(Mengambil secangkir kopi) Sepertinya, ada banyak hal yang ingin Anda sampaikan lagi pada saya. Saya siap untuk mendengarkan.
Denis
...
Denis berdiri dan menghadap ke arah jendela ruangan itu.
Denis
Saya dengar, Anda memiliki apartemen.
Gani
(Dalam hati Gani: Dia 'kan CEO ternama di negeri ini. Mana mungkin dia tidak tahu apapun. Bahkan, hotelnya Arlina saja dia tahu.)
Ya, itu benar. Ada di 3 daerah. Medan, Jakarta, dan Bandung.
(Kembali menyeruput kopi)
Denis
Kalau Anda berminat sih...(Balik badan)
Gani
...
Denis
Saya mau beli. Sekitar 50 miliar rupiah. Itupun jika Anda berminat.
Gani
(Dalam hati Gani: Dia memang dikenal terkadang licik. Seperti yang sering dibicarakan orang-orang. Bahkan sampai masuk media sosial dan TV)
Denis
Kalaupun masih kurang, tinggal bilang mau berapa. Ratusan miliar pun silahkan. Tentu saja lebih bagus. (Membuang abu rokoknya ke asbak)
Gani
...
Denis
(Dalam hati Denis: Sepertinya, dia berpikir jernih dulu. Tapi, awas saja jika dia menolaknya)
Bagaimana? Namun jika Anda butuh waktu, tidak masalah. Saya beri waktu terserah Anda. Tapi kalau bisa, secepatnya.
Gani
Saya butuh waktu untuk masalah seperti ini. (Menunduk) Apalagi, saya masih harus menyelesaikan satu masalah yang berkaitan dengan istri saya.

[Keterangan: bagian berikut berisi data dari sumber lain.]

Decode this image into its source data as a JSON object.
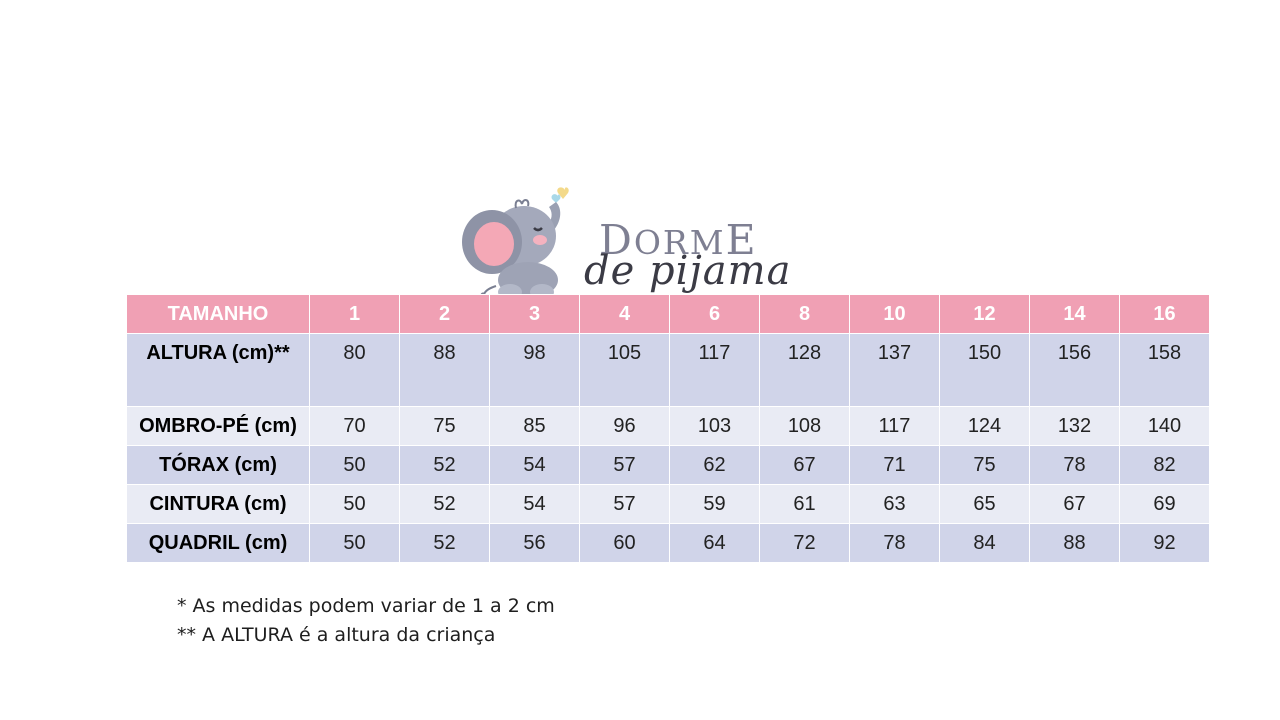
{
  "brand": {
    "name_top_first": "D",
    "name_top_middle": "ORM",
    "name_top_last": "E",
    "name_bottom": "de pijama"
  },
  "table": {
    "header_label": "TAMANHO",
    "sizes": [
      "1",
      "2",
      "3",
      "4",
      "6",
      "8",
      "10",
      "12",
      "14",
      "16"
    ],
    "rows": [
      {
        "label": "ALTURA (cm)**",
        "values": [
          "80",
          "88",
          "98",
          "105",
          "117",
          "128",
          "137",
          "150",
          "156",
          "158"
        ]
      },
      {
        "label": "OMBRO-PÉ (cm)",
        "values": [
          "70",
          "75",
          "85",
          "96",
          "103",
          "108",
          "117",
          "124",
          "132",
          "140"
        ]
      },
      {
        "label": "TÓRAX (cm)",
        "values": [
          "50",
          "52",
          "54",
          "57",
          "62",
          "67",
          "71",
          "75",
          "78",
          "82"
        ]
      },
      {
        "label": "CINTURA (cm)",
        "values": [
          "50",
          "52",
          "54",
          "57",
          "59",
          "61",
          "63",
          "65",
          "67",
          "69"
        ]
      },
      {
        "label": "QUADRIL (cm)",
        "values": [
          "50",
          "52",
          "56",
          "60",
          "64",
          "72",
          "78",
          "84",
          "88",
          "92"
        ]
      }
    ]
  },
  "notes": [
    "* As medidas podem variar de 1 a 2 cm",
    "** A ALTURA é a altura da criança"
  ],
  "colors": {
    "header_pink": "#f0a0b4",
    "row_dark": "#d0d4e9",
    "row_light": "#e9ebf4"
  }
}
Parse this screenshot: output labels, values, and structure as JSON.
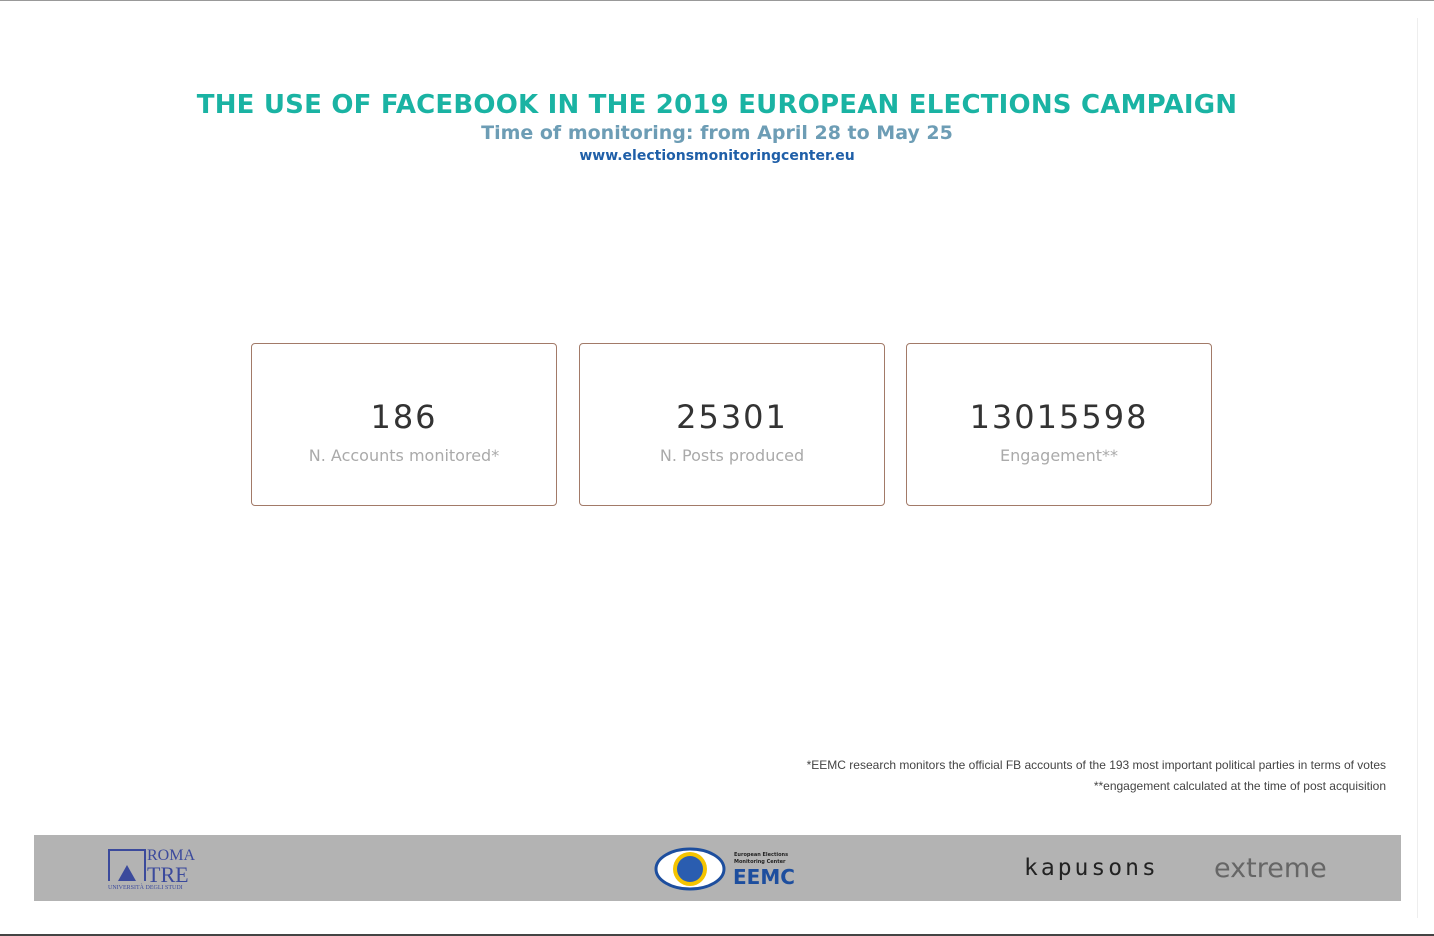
{
  "header": {
    "title": "THE USE OF FACEBOOK IN THE 2019 EUROPEAN ELECTIONS CAMPAIGN",
    "subtitle": "Time of monitoring: from April 28 to May 25",
    "url": "www.electionsmonitoringcenter.eu"
  },
  "cards": [
    {
      "value": 186,
      "label": "N. Accounts monitored*"
    },
    {
      "value": 25301,
      "label": "N. Posts produced"
    },
    {
      "value": 13015598,
      "label": "Engagement**"
    }
  ],
  "notes": [
    "*EEMC research monitors the official FB accounts of the 193 most important political parties in terms of votes",
    "**engagement calculated at the time of post acquisition"
  ],
  "footer": {
    "roma": "ROMA",
    "tre": "TRE",
    "university": "UNIVERSITÀ DEGLI STUDI",
    "eemc_name": "European Elections Monitoring Center",
    "eemc": "EEMC",
    "kapusons": "kapusons",
    "extreme": "extreme"
  }
}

Baik, Pak! (Dalam hati Gani: Ku rasa, dia memang orangnya licik.) Terima kasih juga sudah mau kerja sama dan tanda tangani kontraknya. (Berjabat tangan)
Denis
Sama-sama. Kalau begitu, saya permisi dulu.
Denis meninggalkan ruang pribadi Gani, dan keluar gedung kantor.
Gani
(Dalam hati Gani: Mungkin, dia memang anjing liar. Sangat luar biasa. Tak heran ia selalu jadi perbincangan hangat dimanapun, hingga masuk televisi...)
Salim
(Cemas) Boss! Anda baik-baik saja?
Gani
Aku tidak apa-apa. Namanya juga urusan bisnis. Pasti ada jahatnya. Sama seperti politik.
Salim
Benar, Boss.
Di rumahnya dengan Gani...
Arlina
(Dalan hati Arlina: Aku ingin sekali protes pada ibuku. Tapi bagaimana caranya? Ibu sangat kasar orangnya jika aku tambah membantahnya lagi)
Tanpa disadari, Arlina meneteskan air mata.
Arlina
(Menangis sambil mengusap perutnya yang semakin besar. Dalam hati Arlina: Mungkin, Mas Gani bisa bantu. Namun aku tak mau tambah menyusahkan dirinya. Biarpun dia sesungguhnya suami yang baik.)
Di ruang tamu yang luas dan sepi. Yang menyambut hanya pelayannya barusan.
Arlina
(Dalam hati Arlina: Rasanya, aku seperti merasa kesepian. Tapi, aku bisa nyaman sedikit dengan bayi yang masih ku kandung saat ini)
Pelayan 1
(Mendekati Arlina) Nyonya mau susu? Atau cemilan barangkali? (bertanya ramah)
Arlina
...
Pelayan 1
Mungkin, kalau untuk Tuan Gani boleh?
Arlina
Terserah kamu untuk Mas Gani. Silahkan saja. Aku butuh waktu sendiri.
Pelayan 1
Baik, Nyonya. Saya permisi! (pamit pergi)
Pelayan 2
(Mendekati pelayan 1) Kenapa dengan Nyonya Arlina? Pertengkarannya dengan Tuan Gani 'kan sudah beres. Mereka sudah baikan lagi.
Pelayan 1
Sepertinya, mereka bukan masalah dalam keluarga. Tapi, dalam dunia bisnis mereka masing-masing. (Memotong wortel) Maklumlah, mereka 'kan sama-sama memiliki banyak perusahaan.
Pelayan 2
Benar juga. Apartemen, perkantoran, kampus, hotel, sekolah, pondok pesantren, juga mall pun mereka sikat. (Memasak daging sapi)
Pelayan 1
Nah, itu kau tahu! Memang dalam dunia bisnis, ada kejahatan yang bisa tersembunyi. Atau bisa dibilang, ada "musuh dalam selimut".